TAMPA - The IRS says it is aggressively fighting tax return fraud, but we found millions of dollars in fraudulent refunds in the mail in just the last few weeks.
The Postal Inspector's Office in Tampa estimates it intercepted around 3,000 fraudulent returns in just a two-week period in January.
"We estimate the average fraudulent return is around $5,000," said Postal Inspector Alexia Papageorge. Investigators say there is a debit card loaded with a bad refund in every one of a large pile of envelopes which equals millions of dollars of stolen money pouring into the Tampa Bay area alone.
The stolen returns are all made out to addresses where the addressee does not actually live. Addresses like the one Cornelia Washington lives. "We received a check for someone named Courtney, but there is no one named Courtney at our residence," said Washington.

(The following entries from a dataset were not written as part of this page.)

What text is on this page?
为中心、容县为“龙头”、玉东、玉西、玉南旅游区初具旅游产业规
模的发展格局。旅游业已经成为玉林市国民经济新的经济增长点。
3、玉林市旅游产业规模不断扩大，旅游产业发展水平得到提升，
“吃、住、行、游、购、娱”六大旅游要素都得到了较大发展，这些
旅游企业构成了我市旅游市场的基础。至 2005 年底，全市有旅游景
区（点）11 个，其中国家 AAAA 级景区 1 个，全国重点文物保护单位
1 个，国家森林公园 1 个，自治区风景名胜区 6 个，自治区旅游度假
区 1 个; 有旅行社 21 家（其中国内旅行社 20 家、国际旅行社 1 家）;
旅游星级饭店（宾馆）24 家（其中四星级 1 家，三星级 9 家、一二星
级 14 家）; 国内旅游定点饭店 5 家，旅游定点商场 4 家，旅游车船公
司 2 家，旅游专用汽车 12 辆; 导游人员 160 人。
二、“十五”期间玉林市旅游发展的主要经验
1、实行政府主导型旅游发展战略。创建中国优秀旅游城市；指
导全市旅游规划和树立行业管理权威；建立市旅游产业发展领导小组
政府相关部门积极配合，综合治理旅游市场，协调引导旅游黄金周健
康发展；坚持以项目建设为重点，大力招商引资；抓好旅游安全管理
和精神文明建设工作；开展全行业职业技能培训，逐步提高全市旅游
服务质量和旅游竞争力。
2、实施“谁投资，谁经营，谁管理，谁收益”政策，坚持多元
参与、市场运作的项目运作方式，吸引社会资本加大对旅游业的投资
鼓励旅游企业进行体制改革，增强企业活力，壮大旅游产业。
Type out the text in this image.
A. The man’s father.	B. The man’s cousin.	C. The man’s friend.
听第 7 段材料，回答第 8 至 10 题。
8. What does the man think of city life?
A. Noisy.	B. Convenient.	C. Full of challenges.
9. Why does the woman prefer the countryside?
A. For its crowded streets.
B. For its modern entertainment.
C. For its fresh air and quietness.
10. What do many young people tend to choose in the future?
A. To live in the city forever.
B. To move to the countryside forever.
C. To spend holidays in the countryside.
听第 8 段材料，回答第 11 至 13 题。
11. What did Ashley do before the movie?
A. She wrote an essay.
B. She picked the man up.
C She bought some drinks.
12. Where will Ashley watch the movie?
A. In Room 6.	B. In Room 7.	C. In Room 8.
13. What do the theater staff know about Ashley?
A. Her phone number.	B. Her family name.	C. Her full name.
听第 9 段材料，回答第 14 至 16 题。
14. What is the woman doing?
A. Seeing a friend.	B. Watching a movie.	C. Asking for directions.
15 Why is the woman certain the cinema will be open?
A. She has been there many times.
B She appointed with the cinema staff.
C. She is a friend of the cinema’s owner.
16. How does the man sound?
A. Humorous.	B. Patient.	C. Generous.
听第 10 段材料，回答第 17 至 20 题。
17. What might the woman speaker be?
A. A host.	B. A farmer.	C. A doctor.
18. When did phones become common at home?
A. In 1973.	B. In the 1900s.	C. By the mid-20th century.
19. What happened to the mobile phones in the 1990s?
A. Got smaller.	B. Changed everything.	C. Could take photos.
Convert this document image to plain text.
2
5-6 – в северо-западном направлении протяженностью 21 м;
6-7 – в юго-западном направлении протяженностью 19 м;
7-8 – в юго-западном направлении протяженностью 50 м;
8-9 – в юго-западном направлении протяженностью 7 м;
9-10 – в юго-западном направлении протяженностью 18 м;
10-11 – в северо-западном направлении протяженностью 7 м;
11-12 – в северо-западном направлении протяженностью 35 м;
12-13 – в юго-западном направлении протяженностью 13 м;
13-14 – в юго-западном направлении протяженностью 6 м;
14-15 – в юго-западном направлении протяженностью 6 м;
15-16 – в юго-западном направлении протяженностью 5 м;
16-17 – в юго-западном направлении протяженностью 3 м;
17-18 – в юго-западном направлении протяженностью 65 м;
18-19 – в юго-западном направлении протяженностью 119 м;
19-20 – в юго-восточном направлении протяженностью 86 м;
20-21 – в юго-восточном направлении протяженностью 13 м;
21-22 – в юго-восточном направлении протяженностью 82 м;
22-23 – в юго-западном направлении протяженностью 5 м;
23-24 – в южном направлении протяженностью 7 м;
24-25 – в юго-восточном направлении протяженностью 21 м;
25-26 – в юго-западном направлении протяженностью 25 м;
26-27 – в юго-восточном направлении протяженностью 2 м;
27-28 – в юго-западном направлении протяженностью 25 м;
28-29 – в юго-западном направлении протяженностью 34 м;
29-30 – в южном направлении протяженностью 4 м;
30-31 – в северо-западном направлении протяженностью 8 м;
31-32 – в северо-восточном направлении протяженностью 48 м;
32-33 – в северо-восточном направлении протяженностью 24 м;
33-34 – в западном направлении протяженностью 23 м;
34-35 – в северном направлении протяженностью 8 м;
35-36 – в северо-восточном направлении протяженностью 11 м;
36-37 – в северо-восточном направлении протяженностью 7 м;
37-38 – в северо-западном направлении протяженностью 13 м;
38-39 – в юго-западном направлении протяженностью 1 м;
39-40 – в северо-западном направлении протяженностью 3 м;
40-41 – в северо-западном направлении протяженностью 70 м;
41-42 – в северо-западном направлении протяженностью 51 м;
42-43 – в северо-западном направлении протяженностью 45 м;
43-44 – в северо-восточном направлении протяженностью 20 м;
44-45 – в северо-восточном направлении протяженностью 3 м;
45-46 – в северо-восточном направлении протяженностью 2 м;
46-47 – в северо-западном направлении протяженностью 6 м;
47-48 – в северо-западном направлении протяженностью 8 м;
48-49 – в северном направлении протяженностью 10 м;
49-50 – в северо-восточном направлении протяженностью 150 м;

Her mail carrier failed to catch the $4,500 IRS check she found in her mailbox in someone else's name. When I asked the IRS what they were doing on the front end to put a stop to tax return fraud, a spokesperson referred me to their website which states, "This is not something the IRS takes lightly, and we've dramatically stepped up efforts to stop refund fraud. ... our goal is to detect these attempts at refund fraud before they occur..."
But the agency refused to comment on the thousands of bogus returns the Postal Inspector’s office captured.
Many of the envelopes represent innocent taxpayers whose identities were stolen to commit the crime. Victims who find themselves waiting for months, and in some cases almost a year, for their legitimate refund.
The IRS says it has dedicated all resources in its criminal investigation division to fight this type of identity theft and dozens of arrests have been made in Florida and around the nation in recent months.
If you or someone you know is dealing with identity theft or a stolen tax return, you can find a step-by-step guide online at Www.irs.gov/identitytheft.